Он опоздал совсем чуть-чуть, мой Андре. Где-то на полчаса. Андре шел по моим следам от самой Москвы. Непривычный к России, он сталкивался с проблемами на ровном месте: с трудом заказал билеты, потому как российский сайт категорически отказался принимать его французскую карту, в чем отчасти была виновата я: обналичив весь дневной лимит, я вызвала превентивную блокировку карты. Андре разобрался с этим, но потом вылет его самолета задержали. Следующими препятствиями на его пути стали пробка из аэропорта Пулково и тот факт, что спектакль уже начался, и Андре не хотели пускать, тем более что билета на спектакль у него не было. Так сколько нужно заплатить, чтобы пройти на премьерный спектакль со звездой после того, как начался первый акт? Не так уж и много.

После того, как Марко напал на меня, Андре решил, что мне нужно показаться врачу, и отвез в больницу. По дороге он рассказал, как, прорвавшись в театр, стоял в дверях и смотрел на мою мать, которая держала зал так, словно имела пульт управления от сердец своих зрителей. Никто не мог оторвать от нее глаз, люди наблюдали за ее игрой, не скрывая эмоций, что и неудивительно – моя мама жила своей ролью, по-другому и быть не могло.

– Мама живет на сцене, – улыбнулась я. Андре смотрел на меня не отрываясь. Я не могла поверить, что он здесь и что он простил меня.

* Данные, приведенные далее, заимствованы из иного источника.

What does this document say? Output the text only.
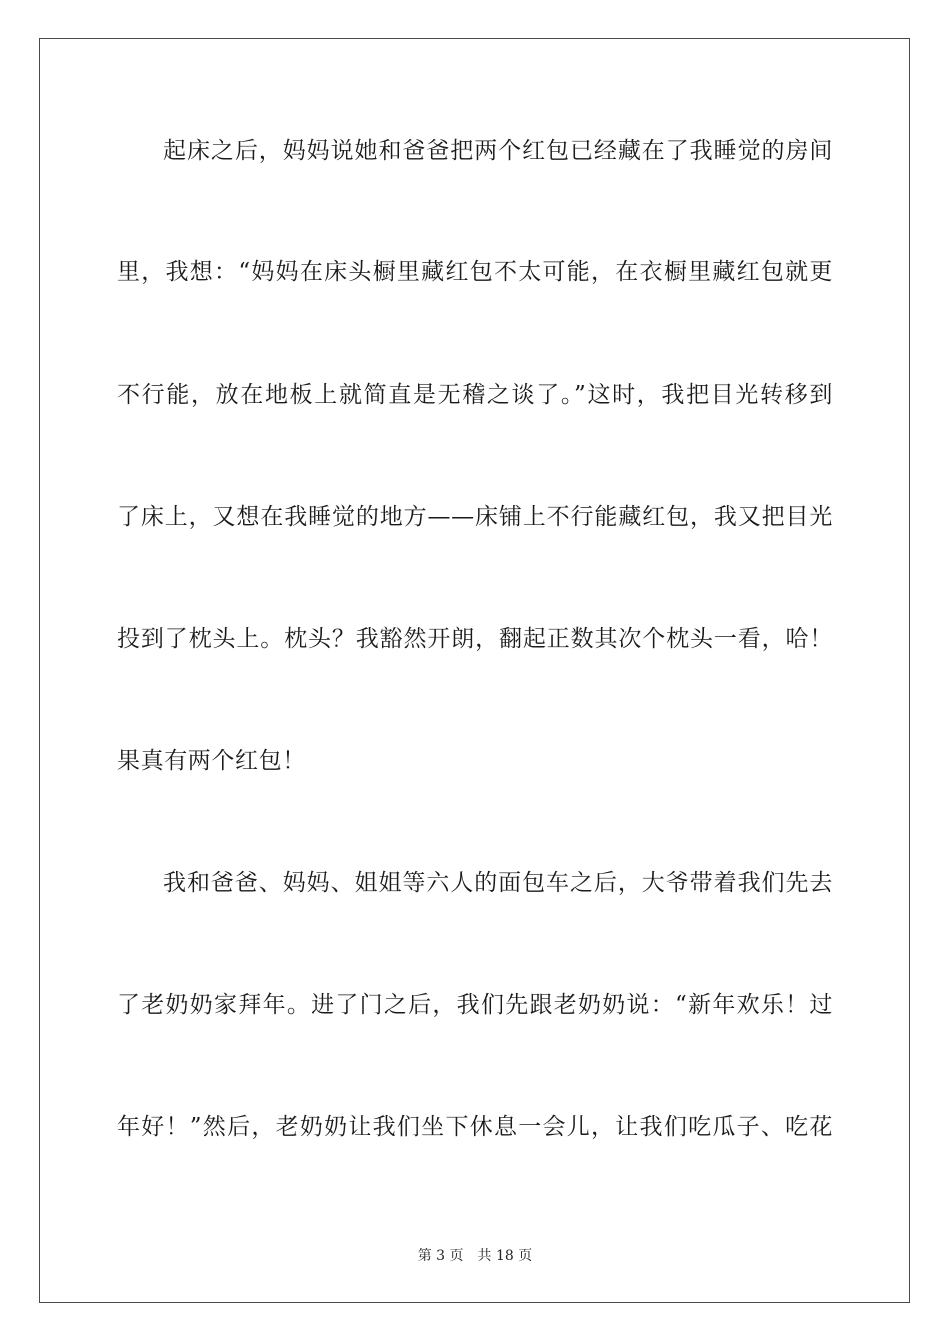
起床之后，妈妈说她和爸爸把两个红包已经藏在了我睡觉的房间
里，我想：“妈妈在床头橱里藏红包不太可能，在衣橱里藏红包就更
不行能，放在地板上就简直是无稽之谈了。”这时，我把目光转移到
了床上，又想在我睡觉的地方——床铺上不行能藏红包，我又把目光
投到了枕头上。枕头？我豁然开朗，翻起正数其次个枕头一看，哈！
果真有两个红包！
我和爸爸、妈妈、姐姐等六人的面包车之后，大爷带着我们先去
了老奶奶家拜年。进了门之后，我们先跟老奶奶说：“新年欢乐！过
年好！”然后，老奶奶让我们坐下休息一会儿，让我们吃瓜子、吃花
第 3 页 共 18 页
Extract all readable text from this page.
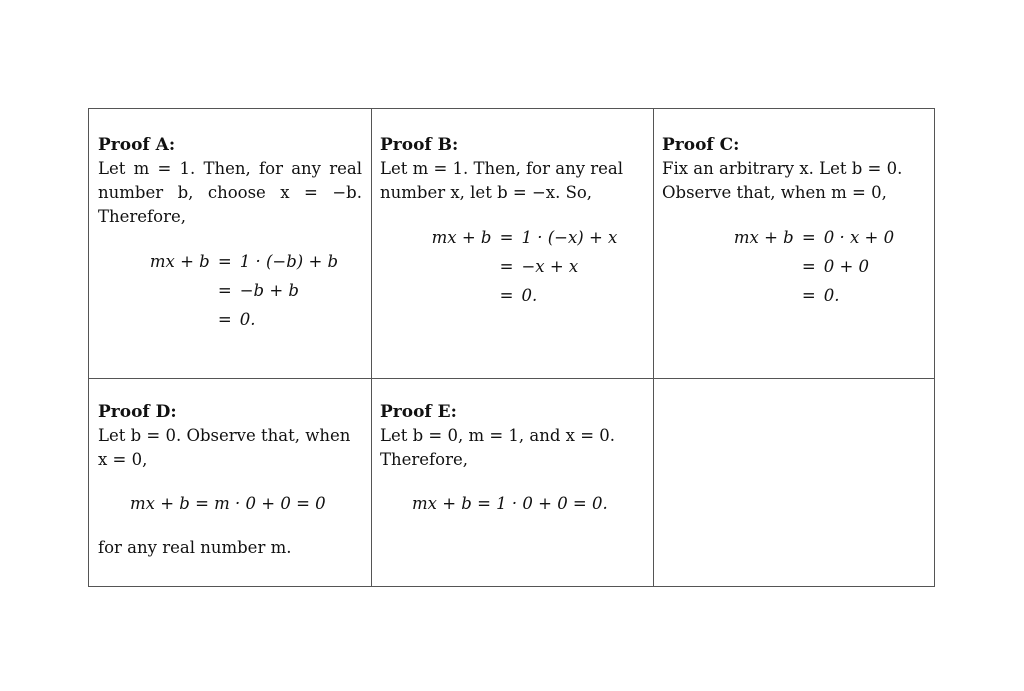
Proof A:

Let m = 1. Then, for any real number b, choose x = −b. Therefore,

mx + b = 1 · (−b) + b
= −b + b
= 0.
Proof B:

Let m = 1. Then, for any real number x, let b = −x. So,

mx + b = 1 · (−x) + x
= −x + x
= 0.
Proof C:

Fix an arbitrary x. Let b = 0. Observe that, when m = 0,

mx + b = 0 · x + 0
= 0 + 0
= 0.
Proof D:

Let b = 0. Observe that, when x = 0,

mx + b = m · 0 + 0 = 0

for any real number m.

Proof E:

Let b = 0, m = 1, and x = 0. Therefore,

mx + b = 1 · 0 + 0 = 0.
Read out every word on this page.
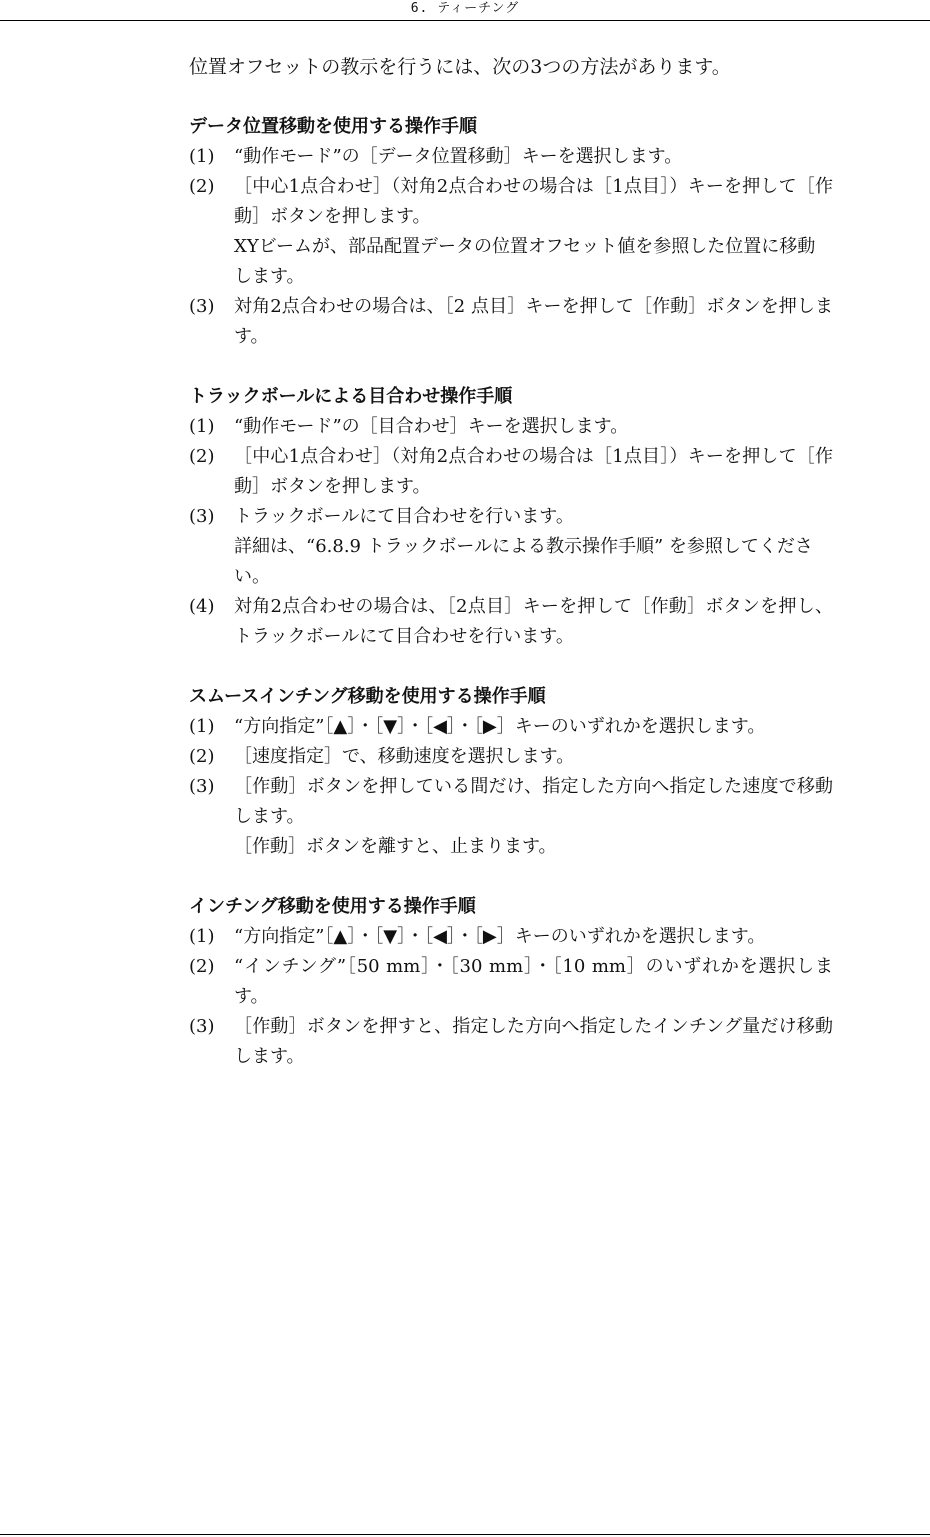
6. ティーチング

位置オフセットの教示を行うには、次の3つの方法があります。

データ位置移動を使用する操作手順
(1) “動作モード”の［データ位置移動］キーを選択します。
(2) ［中心1点合わせ］（対角2点合わせの場合は［1点目］）キーを押して［作動］ボタンを押します。
XYビームが、部品配置データの位置オフセット値を参照した位置に移動します。
(3) 対角2点合わせの場合は、［2 点目］キーを押して［作動］ボタンを押します。
トラックボールによる目合わせ操作手順
(1) “動作モード”の［目合わせ］キーを選択します。
(2) ［中心1点合わせ］（対角2点合わせの場合は［1点目］）キーを押して［作動］ボタンを押します。
(3) トラックボールにて目合わせを行います。
詳細は、“6.8.9 トラックボールによる教示操作手順” を参照してください。
(4) 対角2点合わせの場合は、［2点目］キーを押して［作動］ボタンを押し、トラックボールにて目合わせを行います。
スムースインチング移動を使用する操作手順
(1) “方向指定”［▲］・［▼］・［◀］・［▶］キーのいずれかを選択します。
(2) ［速度指定］で、移動速度を選択します。
(3) ［作動］ボタンを押している間だけ、指定した方向へ指定した速度で移動します。
［作動］ボタンを離すと、止まります。
インチング移動を使用する操作手順
(1) “方向指定”［▲］・［▼］・［◀］・［▶］キーのいずれかを選択します。
(2) “インチング”［50 mm］・［30 mm］・［10 mm］のいずれかを選択します。
(3) ［作動］ボタンを押すと、指定した方向へ指定したインチング量だけ移動します。
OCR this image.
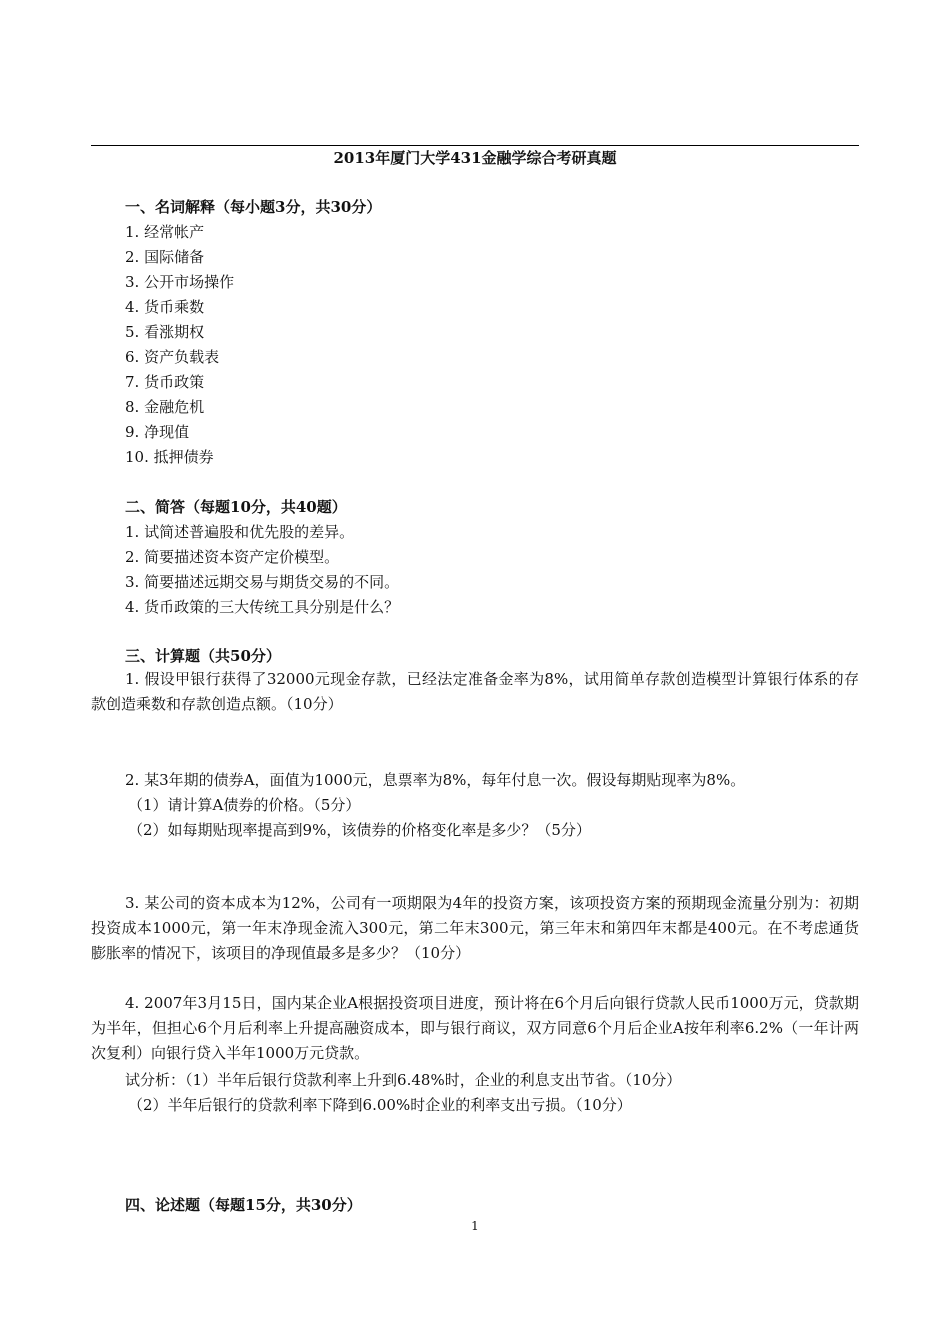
2013年厦门大学431金融学综合考研真题
一、名词解释（每小题3分，共30分）
1. 经常帐产
2. 国际储备
3. 公开市场操作
4. 货币乘数
5. 看涨期权
6. 资产负载表
7. 货币政策
8. 金融危机
9. 净现值
10. 抵押债券
二、简答（每题10分，共40题）
1. 试简述普遍股和优先股的差异。
2. 简要描述资本资产定价模型。
3. 简要描述远期交易与期货交易的不同。
4. 货币政策的三大传统工具分别是什么？
三、计算题（共50分）
1. 假设甲银行获得了32000元现金存款，已经法定准备金率为8%，试用简单存款创造模型计算银行体系的存款创造乘数和存款创造点额。（10分）
2. 某3年期的债券A，面值为1000元，息票率为8%，每年付息一次。假设每期贴现率为8%。
（1）请计算A债券的价格。（5分）
（2）如每期贴现率提高到9%，该债券的价格变化率是多少？（5分）
3. 某公司的资本成本为12%，公司有一项期限为4年的投资方案，该项投资方案的预期现金流量分别为：初期投资成本1000元，第一年末净现金流入300元，第二年末300元，第三年末和第四年末都是400元。在不考虑通货膨胀率的情况下，该项目的净现值最多是多少？（10分）
4. 2007年3月15日，国内某企业A根据投资项目进度，预计将在6个月后向银行贷款人民币1000万元，贷款期为半年，但担心6个月后利率上升提高融资成本，即与银行商议，双方同意6个月后企业A按年利率6.2%（一年计两次复利）向银行贷入半年1000万元贷款。
试分析：（1）半年后银行贷款利率上升到6.48%时，企业的利息支出节省。（10分）
（2）半年后银行的贷款利率下降到6.00%时企业的利率支出亏损。（10分）
四、论述题（每题15分，共30分）
1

– Я купил безумного размера букет роз и прошел за сцену после спектакля, как ее поклонник, но не думал, что мне придется выстоять целую очередь. А твоя мать решила, что я пришел, чтобы убить ее. Ты в самом деле считала, что я на это способен!

– Я была неправа, – ответила я тихо.

– Впрочем, я сам виноват, – покачал головой Андре и провел рукой по моим волосам. – Я не знал, что делать: до того момента ты смотрела на меня, как на божество, решилась сделать татуировку на руке, а в другую минуту твои глаза остекленели, словно я совершил преступление и ты боишься меня до смерти.

– И ты не нашел ничего лучше, как связать меня, – усмехнулась я. – Это твой ответ на всё.

– Между прочим, я сделал это просто для того, чтобы ты не сбежала. А ведь ты так и поступила. – В голосе Андре появились нотки упрека, но они тут же исчезли, когда я попыталась приподняться с кушетки и поцеловать его. Он недовольно покачал головой, заставил меня лечь обратно и нежно поцеловал сам. – Не шевелись и не разговаривай, между прочим, тебя недавно чуть не задушили.

– Да уж… Но как тебе удалось убедить мою маму?

– Честно? С большим трудом. Когда Ольга увидела меня, она принялась кричать и звать на помощь.

– Подозреваю, что ты попытался связать и ее, – пошутила я, но возмущенный, решительный взгляд сказал мне, что этот вариант рассматривался Андре вполне серьезно.

– Я попытался поговорить с ней, но она все кричала, что я убил тебя. И тогда я понял, что Марко был здесь. Я показал Ольге его фотографию, спросил, не было ли его в театре, но она вдруг ответила, что это доктор из клиники, где я раньше работал. Доктор!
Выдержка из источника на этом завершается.